Verification may also uncover the opposite issue. That is, inspection of the columns of the trace matrix may reveal a column that is not linked to any row elements. In Figure 31-8, for example, use case 3 (UC3) is not linked to any product feature (FEA).
This type of situation indicates that you have created a use case (or requirement) for which there was no related product feature. That is, the requirement appears to be superfluous to the product features. As before, you should review the trace relationships
You may find that a link was accidentally missed in establishing the traceability. In such cases, simply adding a new link and recomputing the trace matrix will solve the problem.
On the other hand, you might find that the determination of the product features simply failed to consider the needs of one of the required software requirements. This situation may occur if, for example, you have certain design constraints that are required in the implementation but that change the features of the product. Here, a project review may be necessary to consider the feasibility and need for the requirements. You might wish to remove the requirement(s) or place them on a "future" list. Or, the project review may determine that the omitted feature should be moved to a "future" category or added now. In our example, we have reviewed the project and have determined that UC3 was a superfluous specification that should not have been in the project.
This type of verification inspection focuses on ensuring that gratuitous elements have not crept into the project. Experience has shown that such elements typically increase the project scope and rarely contribute to the overall quality of the result.
The problem with considering omitted/excess relationships is that it is very mechanical. That is, it is all too tempting to say, "Well, we looked at all of the rows and columns, and everything looks OK. So, we're verified.
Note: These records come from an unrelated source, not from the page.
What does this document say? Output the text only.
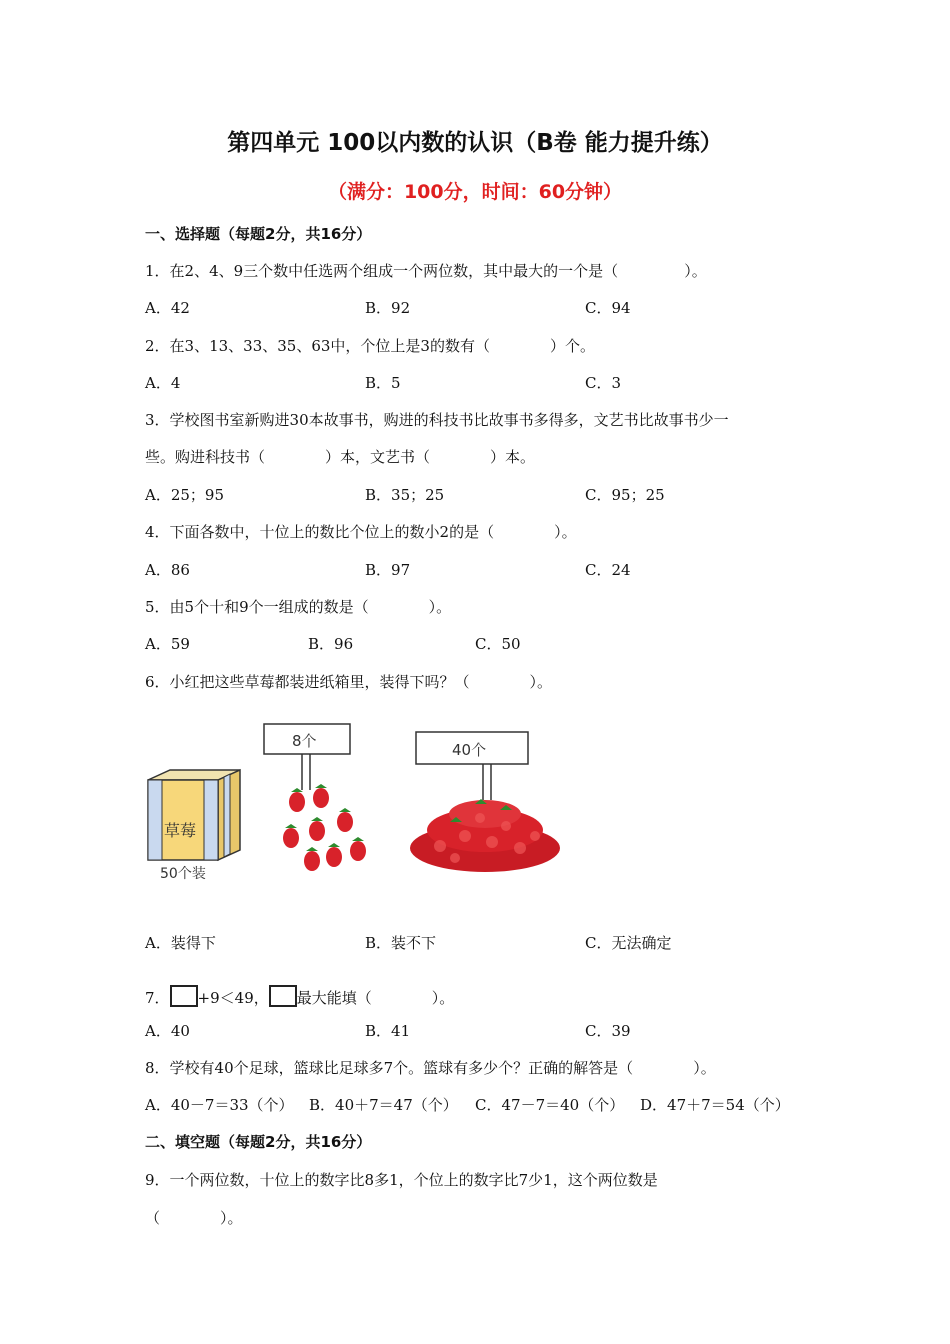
第四单元 100以内数的认识（B卷 能力提升练）
（满分：100分，时间：60分钟）
一、选择题（每题2分，共16分）
1．在2、4、9三个数中任选两个组成一个两位数，其中最大的一个是（	）。
A．42	B．92	C．94
2．在3、13、33、35、63中，个位上是3的数有（	）个。
A．4	B．5	C．3
3．学校图书室新购进30本故事书，购进的科技书比故事书多得多，文艺书比故事书少一
些。购进科技书（	）本，文艺书（	）本。
A．25；95	B．35；25	C．95；25
4．下面各数中，十位上的数比个位上的数小2的是（	）。
A．86	B．97	C．24
5．由5个十和9个一组成的数是（	）。
A．59	B．96	C．50
6．小红把这些草莓都装进纸箱里，装得下吗？（	）。
草莓
50个装
8个	40个
A．装得下	B．装不下	C．无法确定
7． +9＜49， 最大能填（	）。
A．40	B．41	C．39
8．学校有40个足球，篮球比足球多7个。篮球有多少个？正确的解答是（	）。
A．40－7＝33（个） B．40＋7＝47（个） C．47－7＝40（个） D．47＋7＝54（个）
二、填空题（每题2分，共16分）
9．一个两位数，十位上的数字比8多1，个位上的数字比7少1，这个两位数是
（	）。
Let's move on."
The fallacy in this argument is that we have not considered whether or not we've correctly and completely considered all of the links that should (and should not) be established. We have found that deeper consideration of the initial traceability linkages always leads to some revisions in the linkages. New linkages may be added, and existing linkages may be revised or removed.
We urge you to consider the initial linkages as merely a starting point in verification. Formal or informal reviews should be held after the initial linkages have been established and the initial row/column inspections completed. After at least one full-scale review is completed and changes posted, then you may consider that verification for the current phase is valid.
Of course, change happens. Thus, you will need to treat all linkages as living linkages that will be revised as the project matures and evolves. You should consider verification reviews whenever it becomes apparent that future, current, or past phases have had significant changes in the traceability linkages. Retrospective reviews are frequently needed whenever new understandings of the project cause old linkages and relationships to be reconsidered. The crucial point is that verification requires thinking, and you should not fall into the trap of rote mechanical processing.
Verification is an important technique your team can apply in the struggle to help ensure that you are designing and implementing the right systems. To our amazement, we continue to find many projects that don't use a verification strategy to make sure that the project is heading in the right direction. Inevitably, those projects "fall off the rails," and the team members don't even know it. Of course, they eventually find it out but, by then, it is very late in the game, and bad feelings and desperate measures ensue. Projects that undergo frequent verification challenges are much less subject to such surprises.
But all the verification in the world will not guarantee that the final result works as intended. So, we need to include another concept to help us ensure that the right system is being built. That concept is called validation and is the subject of our next chapter.